Have you been sitting in the driving seat, possibly in a bit of a hurry, and had that heart-sinking moment when the car won’t start? Older motorists may well be attuned to that. Fortunately, one good thing about modern automotive technology is that cars today are much more reliable. The days of seeing stricken vehicles at the side of the road, billowing steam, are mostly in the past. No technology is perfect however and from time to time even the best vehicles can let us down.
Modern Day Problems
If there is a downside to 21st Century motoring it is that our cars are technically complex: Issues arising that once would be dealt with by the owner are often now a matter for a professional car servicing garage with the requisite tools and skills to effect repairs or renewals.
That said, it doesn’t hurt for drivers to know the cause as to why a car isn’t starting or working as it should. At least that way it is possible to save time and cost when solutions are needed.
Common Starting Faults
Many people have experienced that dreaded moment when the previously trusted car struggles or fails to start. To help, here are three common causes for starting issues:
The Flow Of Fuel
Most cars will let you know by means of an incessant beep when fuel is running low so there’s not really any excuse to run out, but it is not a good idea to let the fuel tank get perilously low. All systems have an in-line filter that keeps any specks of dirt or contamination from the tank away from the engine to maintain the required air-fuel ratio mixture for optimum performance.
This filter is part of a vehicle’s servicing regime so should not give any problems, but it’s not unknown. Accumulated muck at the bottom of the tank could be drawn into the system, for example. Engines can misfire or fluctuate in performance or indeed fail to start at all if there is no juice flowing. A clogged fuel filter or a faulty fuel pump could be responsible.
A failure to start, accompanied by a clicking sound suggests a fault with the battery or its components. The battery is a part of the engine that we take for granted. Often drivers only think about it when it’s too late.
The battery could be flat, suggesting that in-use charging is not taking place. This could mean an alternator fault or simply that the battery is old and defunct. (Note: It makes sense to change a battery every three years, just to be on the safe side). Terminals might be corroded or not connected properly and thus electric power is not reaching the starter. This is an easy fix, cleaning and tightening connections but there is a safety procedure to follow.
It’s conceivable too that the starter motor itself is at fault. That loud clicking noise and failure to start may also be a symptom of a faulty starter or an issue with electric wiring. Time to call your local car servicing specialist.

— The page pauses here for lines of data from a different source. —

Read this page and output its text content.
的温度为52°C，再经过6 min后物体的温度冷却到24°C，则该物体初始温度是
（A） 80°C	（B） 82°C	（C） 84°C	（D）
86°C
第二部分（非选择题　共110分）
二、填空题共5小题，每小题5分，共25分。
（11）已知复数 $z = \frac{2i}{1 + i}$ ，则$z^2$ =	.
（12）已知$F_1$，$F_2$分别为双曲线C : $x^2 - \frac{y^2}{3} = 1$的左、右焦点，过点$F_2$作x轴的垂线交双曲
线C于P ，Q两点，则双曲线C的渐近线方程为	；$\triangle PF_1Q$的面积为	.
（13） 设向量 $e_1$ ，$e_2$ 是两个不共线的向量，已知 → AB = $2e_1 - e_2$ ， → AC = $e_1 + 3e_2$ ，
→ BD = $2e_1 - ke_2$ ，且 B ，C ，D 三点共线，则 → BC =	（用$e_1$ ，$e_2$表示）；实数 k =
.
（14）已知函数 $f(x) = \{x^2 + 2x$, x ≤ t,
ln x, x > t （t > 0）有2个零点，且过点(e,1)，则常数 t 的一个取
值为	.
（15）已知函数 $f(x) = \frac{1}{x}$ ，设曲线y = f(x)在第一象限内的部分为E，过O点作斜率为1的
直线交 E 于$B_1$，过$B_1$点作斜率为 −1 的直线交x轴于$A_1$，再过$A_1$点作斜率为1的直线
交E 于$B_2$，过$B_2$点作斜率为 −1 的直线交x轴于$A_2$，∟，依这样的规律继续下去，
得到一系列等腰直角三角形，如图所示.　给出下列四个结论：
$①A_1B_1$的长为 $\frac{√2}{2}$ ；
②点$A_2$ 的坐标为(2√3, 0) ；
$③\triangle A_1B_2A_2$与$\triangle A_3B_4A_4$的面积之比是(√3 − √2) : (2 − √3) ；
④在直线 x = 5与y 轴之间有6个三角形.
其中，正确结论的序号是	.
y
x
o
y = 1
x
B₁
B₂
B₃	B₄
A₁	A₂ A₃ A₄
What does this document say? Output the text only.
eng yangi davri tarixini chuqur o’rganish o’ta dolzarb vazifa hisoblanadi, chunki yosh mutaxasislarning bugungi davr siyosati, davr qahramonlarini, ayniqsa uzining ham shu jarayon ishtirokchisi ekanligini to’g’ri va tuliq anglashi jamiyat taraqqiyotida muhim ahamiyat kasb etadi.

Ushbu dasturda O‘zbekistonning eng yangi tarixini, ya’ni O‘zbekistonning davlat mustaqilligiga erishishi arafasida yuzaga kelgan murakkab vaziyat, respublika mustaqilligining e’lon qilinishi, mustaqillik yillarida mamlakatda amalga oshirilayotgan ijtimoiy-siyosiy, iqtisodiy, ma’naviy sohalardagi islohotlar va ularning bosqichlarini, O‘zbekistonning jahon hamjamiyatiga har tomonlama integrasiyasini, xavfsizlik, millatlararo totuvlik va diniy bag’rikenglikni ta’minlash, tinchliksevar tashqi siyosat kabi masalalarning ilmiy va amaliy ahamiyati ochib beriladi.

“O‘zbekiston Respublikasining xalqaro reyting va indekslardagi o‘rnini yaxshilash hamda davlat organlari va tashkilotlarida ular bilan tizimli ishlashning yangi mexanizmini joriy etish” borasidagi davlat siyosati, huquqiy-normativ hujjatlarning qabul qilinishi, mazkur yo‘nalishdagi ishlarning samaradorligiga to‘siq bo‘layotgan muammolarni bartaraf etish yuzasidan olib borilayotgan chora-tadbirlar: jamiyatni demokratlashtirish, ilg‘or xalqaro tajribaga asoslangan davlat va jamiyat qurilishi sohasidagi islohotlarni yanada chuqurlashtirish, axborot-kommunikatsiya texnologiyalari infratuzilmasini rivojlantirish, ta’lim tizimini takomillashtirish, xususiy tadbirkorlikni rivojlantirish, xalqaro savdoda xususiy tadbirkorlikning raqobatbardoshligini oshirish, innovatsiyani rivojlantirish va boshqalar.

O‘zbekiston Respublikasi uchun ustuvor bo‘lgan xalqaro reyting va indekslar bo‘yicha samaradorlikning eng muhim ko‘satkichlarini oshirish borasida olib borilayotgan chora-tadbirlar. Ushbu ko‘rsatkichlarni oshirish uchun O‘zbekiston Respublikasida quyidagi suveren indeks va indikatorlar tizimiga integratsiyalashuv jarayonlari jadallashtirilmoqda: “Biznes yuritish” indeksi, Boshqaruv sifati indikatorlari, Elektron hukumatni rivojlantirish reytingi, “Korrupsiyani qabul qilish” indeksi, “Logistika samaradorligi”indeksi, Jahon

Using either a key or a start button, the effect is the same. The vehicles starts up. If nothing happens at all (no clicking sound or sluggish turnover) then it could be the ignition itself. This might be due to a flat battery but not necessarily. Try switching on the headlights: If there’s a strong beam then that signifies a full charge. This is yet another electrical issue.
Most starting problems occurring in today’s cars emanate from either fuel flow or electrical faults. We know that modern cars are generally reliable but they can still present starting problems, especially if neglected by lack of servicing for example. Make sure your car gets its regular annual service and enjoy trouble-free motoring.